BY ZAKA KHALIQ, Lagos
One of Nigeria’s leading banks, Guaranty Trust Bank (GTBank), is set to announce a successor to the current managing director/chief executive officer, Mr. Segun Agbaje, in a short while, LEADERSHIP investigations have revealed.
This followed the conclusion of selection process that started about eight months ago for which an independent consultant was employed by the bank.
According to sources, what the bank is waiting for before making it public is regulatory approval.
The bank had last year announced that Agbaje would be retiring from the bank he took over as the MD/CEO in 2011, spending 10 years in the process and turning the financial institution into a global bank.
He supervised the process of the bank operating a holding company (Holdco).
To this end, insider sources yesterday revealed that some restructuring is ongoing, hence Bolaji Lawal and Demola Odeyemi, both of them executive directors of the bank, have been asked to retire.
This, however, paves the way for the emergence of Miriam Olusanya as managing director of the bank under the Holdco structure.

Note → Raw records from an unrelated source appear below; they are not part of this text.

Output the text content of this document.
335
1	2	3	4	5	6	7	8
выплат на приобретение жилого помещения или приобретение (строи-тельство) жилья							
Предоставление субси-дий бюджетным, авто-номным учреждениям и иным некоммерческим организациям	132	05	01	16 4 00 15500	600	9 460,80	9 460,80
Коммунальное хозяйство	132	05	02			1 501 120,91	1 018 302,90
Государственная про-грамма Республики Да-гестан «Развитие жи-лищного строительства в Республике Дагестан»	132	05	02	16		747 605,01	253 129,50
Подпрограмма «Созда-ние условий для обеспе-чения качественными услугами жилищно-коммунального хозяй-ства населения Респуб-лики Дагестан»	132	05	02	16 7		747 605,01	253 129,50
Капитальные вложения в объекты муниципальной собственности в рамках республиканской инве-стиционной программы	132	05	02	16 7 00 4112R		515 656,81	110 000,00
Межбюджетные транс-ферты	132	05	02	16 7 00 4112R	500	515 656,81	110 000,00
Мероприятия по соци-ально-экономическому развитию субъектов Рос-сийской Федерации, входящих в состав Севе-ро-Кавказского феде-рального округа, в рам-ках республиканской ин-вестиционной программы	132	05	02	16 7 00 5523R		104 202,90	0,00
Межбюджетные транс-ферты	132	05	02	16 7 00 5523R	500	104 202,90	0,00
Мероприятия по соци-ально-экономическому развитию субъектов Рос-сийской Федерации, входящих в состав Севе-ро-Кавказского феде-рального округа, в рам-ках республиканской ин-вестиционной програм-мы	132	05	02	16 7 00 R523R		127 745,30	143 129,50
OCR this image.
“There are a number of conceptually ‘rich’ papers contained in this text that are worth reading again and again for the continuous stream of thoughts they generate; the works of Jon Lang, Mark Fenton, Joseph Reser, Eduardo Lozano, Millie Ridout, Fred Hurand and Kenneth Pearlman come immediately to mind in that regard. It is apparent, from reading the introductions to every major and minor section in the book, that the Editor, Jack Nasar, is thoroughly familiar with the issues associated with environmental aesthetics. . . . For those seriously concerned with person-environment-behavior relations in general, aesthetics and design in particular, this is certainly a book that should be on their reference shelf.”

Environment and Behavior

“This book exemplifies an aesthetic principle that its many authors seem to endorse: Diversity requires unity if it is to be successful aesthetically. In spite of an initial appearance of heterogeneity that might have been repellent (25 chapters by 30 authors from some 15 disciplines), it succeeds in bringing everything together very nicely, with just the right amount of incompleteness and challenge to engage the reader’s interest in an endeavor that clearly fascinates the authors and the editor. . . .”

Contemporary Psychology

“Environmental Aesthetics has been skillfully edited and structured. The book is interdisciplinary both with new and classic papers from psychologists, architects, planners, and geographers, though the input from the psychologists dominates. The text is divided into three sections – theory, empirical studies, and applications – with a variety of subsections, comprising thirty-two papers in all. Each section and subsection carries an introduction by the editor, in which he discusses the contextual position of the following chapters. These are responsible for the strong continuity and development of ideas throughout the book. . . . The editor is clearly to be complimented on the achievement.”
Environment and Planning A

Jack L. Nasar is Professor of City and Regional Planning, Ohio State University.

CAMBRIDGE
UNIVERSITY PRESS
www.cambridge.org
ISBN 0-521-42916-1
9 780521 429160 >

In this line, she would assume the position of the MD/CEO of GTBank Nigeria.
Similarly, out of the nine general managers of the bank, it was learnt that four general managers (GMs) have been asked to leave the bank.
Further findings show that the GM, Risk, George Uwakwe; GM, Corporate Banking, Lagos Mainland, Femi Akerewusi; GM, Systems and Control Division, Segun Fadahunsi and chief compliance officer, Subuola Abraham, have all been relieved of their jobs in the bank.
Hence, the new structure of the bank under a Holdco has brought in new appointments with John Thomas to become the managing director, West Africa, GTBank Holding Company; Bayo Vera Cruz as MD, East Africa; Angela Koech, regional chief financial officer, East Africa, and Caleb Osei, regional chief financial officer (CFO), West Africa.
Others are: Olumide Oguntuase, divisional head, ERM; Olayinka Odusote, divisional head, digital banking; Osa Aimerioghene, CCO compliance group; Muinat Lanre Kasim, divisional head, Syscom, and Ijeoma Esemudje, divisional head, corporate banking/Mainland/Agric.
Speaking on the succession plan last year, Agbaje explained: “What we are looking for now is a managing director for Guaranty Trust Bank, Nigeria. The process has started and I have always told people that we have five executive directors, and so all of them are going through a process at the moment.
“We are working with a consulting firm in the United Kingdom. We are looking at what we think the future would hold and what we think the Nigerian banking industry would look like.
“At the end of the process – which would end at the beginning of the fourth quarter – we will have a managing director for GTBank Nigeria. So, we are on track. So, succession in GTBank Nigeria is well under control.”
Earlier, the shareholders of GTBank Plc had approved the holding company structure for the bank as they expressed excitement over the benefits they would derive from the new structure.
At the court-ordered meeting held recently, the investors gave their approval to the company for the transfer of the 29,431,179,224 ordinary shares of 50 kobo each in the issued and paid-up share capital of the bank held by them to Guaranty Trust Holding Company Plc.
The bank’s gross earnings expanded 4.58% year-on-year to N455.23 billion in 2020 on the back of a relatively strong growth in non-interest income.
In the year, the bank’s non-interest income swelled up 11.06% above the amount reported in financial year 2019. Interest-related income surged marginally at 1.53% as a result of low interest rates’ environment in the Nigerian economy.
Lender’s net interest margin (NIM) contracted, albeit slightly, to 9.26% from 9.28% in 2019, supported by efficiency in deposit mix.
In a new report, analysts at Meristem Securities said the bank’s non-interest income was buoyed by FX revaluation and financial instruments trading gains, as fee-based income (net) declined significantly by 14.80%.
Meanwhile, other than the spike in impairment charges, costs were largely kept in check with cost-to-income ratio at 38.24% – below management guidance of 40% – from 36.11% in 2019.
The bank’s improved current and savings account (CASA) mix and low cost of funds that dropped to 1.19% from 2.30% in 2019 helped mitigate the impact of higher operating expenses.